The truth about President Kennedy is sometimes gallant, and sometimes disturbing. The truth about how and why he was murdered is simply atrocious. But all Americans should know the story.

It’s all here in this book. It is my special privilege to bring it to you.

B

ILL

O

R

EILLY

May 2012

Long Island, New York

MAY 29, 1917–NOVEMBER 22, 1963

Prologue

JANUARY 20, 1961

WASHINGTON, D.C.

12:51 P.M.

The man with fewer than three years to live has his left hand on the Bible.

Chief Justice Earl Warren stands before him reciting the Presidential Oath of Office. “Do you, John Fitzgerald Kennedy, do solemnly swear…”

“I, John Fitzgerald Kennedy, do solemnly swear,” the new president repeats in a clipped Boston accent. His gaze is directed at the jurist whose name will one day be synonymous with Kennedy’s own death.

The new president, born into wealth, has a refined manner of speaking that would seem to distance him from the electorate. But he is an enthusiastic and easily likeable man’s man. He joked openly about his father’s vast riches during the campaign, defusing that divisive issue with humor and candor so that average Americans would trust him when he spoke about making America better. “Poor men in West Virginia heard a man from Boston say he needed their help, and they gave it. In the alien corn of Nebraska, with a familiar chopping motion of his right hand, he explained that America can be ‘great-ah,’ and the farmers knew what he meant,” one writer noted of Kennedy’s broad appeal.

But not everyone loves JFK. He won the popular vote over Richard Nixon by a razor-thin margin, garnering just 49 percent of the tally.

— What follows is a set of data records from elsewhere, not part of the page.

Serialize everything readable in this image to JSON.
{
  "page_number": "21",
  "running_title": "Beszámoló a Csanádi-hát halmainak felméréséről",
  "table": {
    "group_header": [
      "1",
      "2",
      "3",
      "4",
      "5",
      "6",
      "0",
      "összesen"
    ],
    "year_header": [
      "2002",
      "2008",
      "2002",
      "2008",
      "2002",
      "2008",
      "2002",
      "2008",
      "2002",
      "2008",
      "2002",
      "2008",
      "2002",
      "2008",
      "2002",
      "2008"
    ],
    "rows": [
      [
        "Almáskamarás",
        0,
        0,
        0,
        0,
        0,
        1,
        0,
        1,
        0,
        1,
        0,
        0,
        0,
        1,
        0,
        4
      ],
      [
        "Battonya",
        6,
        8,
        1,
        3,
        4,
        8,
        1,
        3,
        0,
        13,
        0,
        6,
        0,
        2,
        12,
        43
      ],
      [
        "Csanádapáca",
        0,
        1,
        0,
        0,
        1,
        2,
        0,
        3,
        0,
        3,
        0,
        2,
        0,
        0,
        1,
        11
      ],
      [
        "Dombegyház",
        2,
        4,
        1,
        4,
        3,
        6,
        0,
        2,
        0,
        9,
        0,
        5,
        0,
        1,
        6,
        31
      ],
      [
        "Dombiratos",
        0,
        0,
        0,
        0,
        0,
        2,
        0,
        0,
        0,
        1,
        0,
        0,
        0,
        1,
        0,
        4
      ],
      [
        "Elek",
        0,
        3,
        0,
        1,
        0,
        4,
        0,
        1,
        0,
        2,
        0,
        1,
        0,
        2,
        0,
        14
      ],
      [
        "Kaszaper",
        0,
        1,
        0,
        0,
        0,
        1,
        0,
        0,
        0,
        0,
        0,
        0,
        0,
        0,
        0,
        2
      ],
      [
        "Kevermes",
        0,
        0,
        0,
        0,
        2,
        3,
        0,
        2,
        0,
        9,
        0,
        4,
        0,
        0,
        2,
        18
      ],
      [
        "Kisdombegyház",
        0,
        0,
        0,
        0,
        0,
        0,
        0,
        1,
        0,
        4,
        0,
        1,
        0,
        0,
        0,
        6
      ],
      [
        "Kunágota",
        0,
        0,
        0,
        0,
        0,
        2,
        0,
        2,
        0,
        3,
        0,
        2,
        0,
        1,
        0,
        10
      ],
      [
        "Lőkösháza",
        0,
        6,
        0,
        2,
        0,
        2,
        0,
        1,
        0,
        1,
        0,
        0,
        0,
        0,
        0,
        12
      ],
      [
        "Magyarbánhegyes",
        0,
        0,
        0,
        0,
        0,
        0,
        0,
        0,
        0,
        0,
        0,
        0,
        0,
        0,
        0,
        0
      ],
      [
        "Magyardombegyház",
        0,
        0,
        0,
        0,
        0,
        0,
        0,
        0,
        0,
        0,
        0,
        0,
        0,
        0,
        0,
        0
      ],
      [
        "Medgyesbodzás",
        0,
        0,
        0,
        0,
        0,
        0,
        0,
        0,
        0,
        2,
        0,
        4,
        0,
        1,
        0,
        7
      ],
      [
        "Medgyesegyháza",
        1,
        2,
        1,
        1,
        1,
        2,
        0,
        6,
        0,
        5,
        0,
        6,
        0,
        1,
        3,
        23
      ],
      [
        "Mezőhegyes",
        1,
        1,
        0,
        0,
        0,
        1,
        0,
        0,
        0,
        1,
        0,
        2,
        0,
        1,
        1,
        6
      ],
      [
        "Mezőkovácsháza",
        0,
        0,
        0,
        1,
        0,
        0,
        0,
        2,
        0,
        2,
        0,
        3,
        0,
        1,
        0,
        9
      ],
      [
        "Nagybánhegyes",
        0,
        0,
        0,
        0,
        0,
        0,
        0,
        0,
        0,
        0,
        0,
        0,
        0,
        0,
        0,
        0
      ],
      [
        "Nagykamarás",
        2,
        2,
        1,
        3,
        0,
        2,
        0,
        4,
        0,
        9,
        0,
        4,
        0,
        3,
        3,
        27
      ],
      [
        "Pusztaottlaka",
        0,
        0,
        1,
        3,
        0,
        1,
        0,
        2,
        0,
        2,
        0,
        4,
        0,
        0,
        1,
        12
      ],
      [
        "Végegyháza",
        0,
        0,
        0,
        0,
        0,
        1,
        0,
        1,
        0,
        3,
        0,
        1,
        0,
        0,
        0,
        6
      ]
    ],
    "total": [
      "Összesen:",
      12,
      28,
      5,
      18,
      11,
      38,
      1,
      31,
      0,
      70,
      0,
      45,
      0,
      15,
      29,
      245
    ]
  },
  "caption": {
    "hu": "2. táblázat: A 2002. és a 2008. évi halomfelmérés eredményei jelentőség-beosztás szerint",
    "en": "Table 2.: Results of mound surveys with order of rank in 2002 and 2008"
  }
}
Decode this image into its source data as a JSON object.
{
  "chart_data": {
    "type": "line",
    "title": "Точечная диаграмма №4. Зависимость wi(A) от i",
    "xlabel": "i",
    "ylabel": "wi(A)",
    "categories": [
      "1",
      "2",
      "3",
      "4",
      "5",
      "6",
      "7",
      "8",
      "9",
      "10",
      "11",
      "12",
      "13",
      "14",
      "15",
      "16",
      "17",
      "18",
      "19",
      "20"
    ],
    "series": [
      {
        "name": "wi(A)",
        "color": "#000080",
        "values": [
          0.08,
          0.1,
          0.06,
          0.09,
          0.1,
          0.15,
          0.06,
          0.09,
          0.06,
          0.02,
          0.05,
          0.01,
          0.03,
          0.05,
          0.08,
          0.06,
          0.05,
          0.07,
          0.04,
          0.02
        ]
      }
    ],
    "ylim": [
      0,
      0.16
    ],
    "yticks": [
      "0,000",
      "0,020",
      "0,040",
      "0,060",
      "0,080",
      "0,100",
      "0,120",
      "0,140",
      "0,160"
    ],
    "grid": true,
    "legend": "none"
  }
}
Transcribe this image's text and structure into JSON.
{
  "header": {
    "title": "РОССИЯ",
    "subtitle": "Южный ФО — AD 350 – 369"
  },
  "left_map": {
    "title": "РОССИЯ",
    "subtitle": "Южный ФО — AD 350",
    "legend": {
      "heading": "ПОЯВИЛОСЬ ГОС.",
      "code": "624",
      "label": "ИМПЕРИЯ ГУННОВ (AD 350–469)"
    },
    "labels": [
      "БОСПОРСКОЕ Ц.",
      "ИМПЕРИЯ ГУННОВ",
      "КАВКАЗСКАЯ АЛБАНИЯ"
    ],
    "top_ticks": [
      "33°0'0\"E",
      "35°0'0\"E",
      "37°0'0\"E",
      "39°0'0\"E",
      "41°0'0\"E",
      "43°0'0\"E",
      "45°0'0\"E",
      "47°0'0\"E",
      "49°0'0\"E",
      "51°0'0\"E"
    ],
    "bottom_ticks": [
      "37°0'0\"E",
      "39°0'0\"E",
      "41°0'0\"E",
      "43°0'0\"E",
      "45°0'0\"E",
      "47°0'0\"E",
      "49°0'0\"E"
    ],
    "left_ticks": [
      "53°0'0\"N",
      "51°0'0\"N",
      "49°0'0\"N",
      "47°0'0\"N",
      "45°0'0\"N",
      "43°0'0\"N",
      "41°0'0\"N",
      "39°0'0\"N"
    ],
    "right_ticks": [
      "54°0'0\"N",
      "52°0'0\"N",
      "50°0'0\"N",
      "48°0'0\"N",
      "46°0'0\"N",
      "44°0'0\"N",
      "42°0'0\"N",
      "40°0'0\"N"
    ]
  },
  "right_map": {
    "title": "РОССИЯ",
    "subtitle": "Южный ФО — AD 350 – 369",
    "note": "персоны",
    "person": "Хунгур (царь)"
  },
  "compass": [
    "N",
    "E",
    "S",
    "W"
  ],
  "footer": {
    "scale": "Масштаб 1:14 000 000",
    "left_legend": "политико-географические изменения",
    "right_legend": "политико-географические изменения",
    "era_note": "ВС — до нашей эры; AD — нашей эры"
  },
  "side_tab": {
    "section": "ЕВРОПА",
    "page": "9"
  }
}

Those farmers might have known what Kennedy meant, but 62 percent of Nebraskans voted for Nixon.

“That you will faithfully execute the office of President of the United States.”

“That I will faithfully execute the office of President of the United States…”

Eighty million Americans are watching the inauguration on television. Twenty thousand more are there in person. Eight inches of thick, wet snow have fallen on Washington, D.C., overnight. The army had to use flamethrowers to clear the roads. The sun now shines on the Capitol Building, but a brutal wind strafes the crowd. Spectators wrap their bodies in sleeping bags, blankets, thick sweaters, and winter coats—anything to stay warm.

But John Kennedy ignores the cold. He has even removed his overcoat. At age forty-three, JFK exudes fearlessness and vigor. His lack of coat, top hat, scarf, or gloves is an intentional ploy to burnish his athletic image. He is trim and just a shade over six feet tall, with greenish-gray eyes, a dazzling smile, and a deep tan, thanks to a recent vacation at his family’s Palm Beach home. But while JFK looks like the picture of health, his medical history has been troubling. Kennedy has already been administered the last rites of the Roman Catholic Church on two separate occasions. His medical woes will continue to trouble him in the years to come.